DEUS, O ALTÍSSSIMO o denomina em outra passagem de “O DISCERNIDOR” (AL FURQÁN). Isto é, a escritura que separa o verdadeiro do falso, a luz da sabedoria das trevas da ignorância, a Senda Reta dos caminhos da perdição. Como DISCERNIDOR o Alcorão define e detalha A FÉ (IMAN) e A DESCRENÇA (KUFR) e aponta as características presentes nos que crêem e nos que não crêem com absoluta clareza a fim que cada criatura possa refletir sobre si próprio.

A ORIENTAÇÃO DIVINA

Um outro aspecto que se destaca é o HUDÁ (ORIENTAÇÃO, GUIA). O Alcorão afirma em diversas passagens que é condição essencial para o humano alcançar a compreensão da verdade e da fé, que DEUS O GUIE, O ORIENTE. A orientação (hudá) é assim ressaltada como beneplácito, graça, misericórdia divina. É natural que diante disso se pergunte: porque DEUS guia a uns e não a outros, e mais ainda, porque orienta a uns e desvia a outros? À luz do Alcorão a resposta a essa questão repousa no coração humano, no seu íntimo, num nível de realidade que é invisível para os seres humanos, no âmbito cujo conhecimento pertence unicamente a DEUS.

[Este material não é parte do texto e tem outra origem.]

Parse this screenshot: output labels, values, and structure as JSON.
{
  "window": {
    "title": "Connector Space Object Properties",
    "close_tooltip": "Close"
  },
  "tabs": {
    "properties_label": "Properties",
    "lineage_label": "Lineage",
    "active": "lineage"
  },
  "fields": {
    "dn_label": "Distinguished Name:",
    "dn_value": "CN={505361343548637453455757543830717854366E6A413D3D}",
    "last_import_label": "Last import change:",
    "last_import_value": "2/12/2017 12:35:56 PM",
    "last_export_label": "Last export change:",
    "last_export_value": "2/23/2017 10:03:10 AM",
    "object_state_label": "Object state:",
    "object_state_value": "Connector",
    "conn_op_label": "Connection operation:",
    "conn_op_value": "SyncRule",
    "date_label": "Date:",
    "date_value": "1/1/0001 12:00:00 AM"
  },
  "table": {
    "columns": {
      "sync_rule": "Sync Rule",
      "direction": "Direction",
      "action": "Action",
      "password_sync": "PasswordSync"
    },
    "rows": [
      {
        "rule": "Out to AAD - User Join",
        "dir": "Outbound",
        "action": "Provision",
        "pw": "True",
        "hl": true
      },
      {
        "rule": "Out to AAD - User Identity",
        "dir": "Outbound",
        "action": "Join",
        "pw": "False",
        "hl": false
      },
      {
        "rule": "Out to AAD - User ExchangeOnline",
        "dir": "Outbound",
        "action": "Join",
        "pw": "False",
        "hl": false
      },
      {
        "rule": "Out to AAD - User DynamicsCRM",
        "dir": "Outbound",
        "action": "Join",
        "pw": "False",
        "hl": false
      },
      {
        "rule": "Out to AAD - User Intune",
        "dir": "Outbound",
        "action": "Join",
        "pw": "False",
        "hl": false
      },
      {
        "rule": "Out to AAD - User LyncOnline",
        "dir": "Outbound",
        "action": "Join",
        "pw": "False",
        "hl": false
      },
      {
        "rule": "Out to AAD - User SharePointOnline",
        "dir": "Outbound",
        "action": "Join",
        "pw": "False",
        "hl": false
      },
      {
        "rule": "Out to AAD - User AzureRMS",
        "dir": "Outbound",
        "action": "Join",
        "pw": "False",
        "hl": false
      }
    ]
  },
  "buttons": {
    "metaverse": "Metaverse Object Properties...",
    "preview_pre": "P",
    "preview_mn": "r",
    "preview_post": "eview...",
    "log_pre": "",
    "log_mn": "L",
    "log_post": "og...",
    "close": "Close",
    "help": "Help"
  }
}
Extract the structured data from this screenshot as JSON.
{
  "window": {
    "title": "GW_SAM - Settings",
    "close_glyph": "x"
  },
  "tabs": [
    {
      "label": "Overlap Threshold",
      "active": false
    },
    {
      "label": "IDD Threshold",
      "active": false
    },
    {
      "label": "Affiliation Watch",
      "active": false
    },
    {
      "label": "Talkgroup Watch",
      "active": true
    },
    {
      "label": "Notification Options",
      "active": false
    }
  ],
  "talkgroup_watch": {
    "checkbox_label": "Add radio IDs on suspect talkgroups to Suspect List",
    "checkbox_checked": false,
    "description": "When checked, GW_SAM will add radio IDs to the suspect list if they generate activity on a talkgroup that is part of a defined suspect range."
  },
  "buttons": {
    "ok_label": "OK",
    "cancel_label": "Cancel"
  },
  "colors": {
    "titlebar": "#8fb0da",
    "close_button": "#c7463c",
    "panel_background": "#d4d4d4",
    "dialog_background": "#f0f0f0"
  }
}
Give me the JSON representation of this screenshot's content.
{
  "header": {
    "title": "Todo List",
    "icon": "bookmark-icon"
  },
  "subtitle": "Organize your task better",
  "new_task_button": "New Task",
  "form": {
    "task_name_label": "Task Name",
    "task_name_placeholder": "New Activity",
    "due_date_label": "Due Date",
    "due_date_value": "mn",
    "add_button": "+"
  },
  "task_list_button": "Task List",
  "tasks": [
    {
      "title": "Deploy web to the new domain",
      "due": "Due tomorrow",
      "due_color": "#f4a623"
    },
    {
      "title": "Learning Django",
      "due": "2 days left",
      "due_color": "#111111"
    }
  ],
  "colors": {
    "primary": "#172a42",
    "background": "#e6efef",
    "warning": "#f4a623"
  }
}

O QALB (coração) aqui referido é a dimensão mais profunda do homem de onde nascem as intenções. Portanto, a orientação divina ou a ausência dela depende da natureza das características presentes e das intenções que movem os atos e as escolhas do ser humano.

Novamente voltamos à ênfase do Alcorão ao exercício do raciocínio. De fato, as principais características que o Alcorão afirma como sendo as que mais competem para a ruína espiritual e a perdição do ser humano são as que estão firmemente relacionadas à RECUSA AO RACIOCÍNIO, a saber: A IDOLATRIA, A VAIDADE (ORGULHO), A AVAREZA (MESQUINHEZ) E A HIPOCRISIA. Efetivamente essas quatro características são componentes típicos do Kufr (descrença), derivam deles todos os demais desvios nos quais a humanidade se encontra.

A exortação alcorânica ao raciocínio propõe que por meio deste o homem se abra à orientação divina que possa conduzi-lo das trevas até a luz, libertando-o destes quatro estados citados acima e de todos os desvios decorrentes. Todavia a recusa ao raciocínio é a característica predominante naqueles que o Alcorão denomina como TAGHÚN (REBELDES), os que deliberadamente e com absoluta teimosia renegam a orientação divina.

Dentre todas as criaturas o líder dos TAGHUN é Satã, logo, se uma pessoa seja pela idolatria, pela vaidade (ou orgulho), pela avareza ou pela hipocrisia tornar-se um TAGHUN, será um dos abominados. E ninguém chega a essa condição sem que antes tenha se recusado ao raciocínio. O apego aos erros e desvios dos antepassados, que se traduzem em seus costumes e crenças é o típico exemplo dessa recusa ao raciocínio. No passado, como em nossos dias, há uma tendência viciosa na mente humana a repetir e se apegar a tudo aquilo que se relacione a tradição ou cultura a que pertence, o que muitas vezes funciona como um freio à razão, uma compulsiva tendência do ego de não reconhecer a necessidade de mudança e de reavaliação do modo de viver e de pensar.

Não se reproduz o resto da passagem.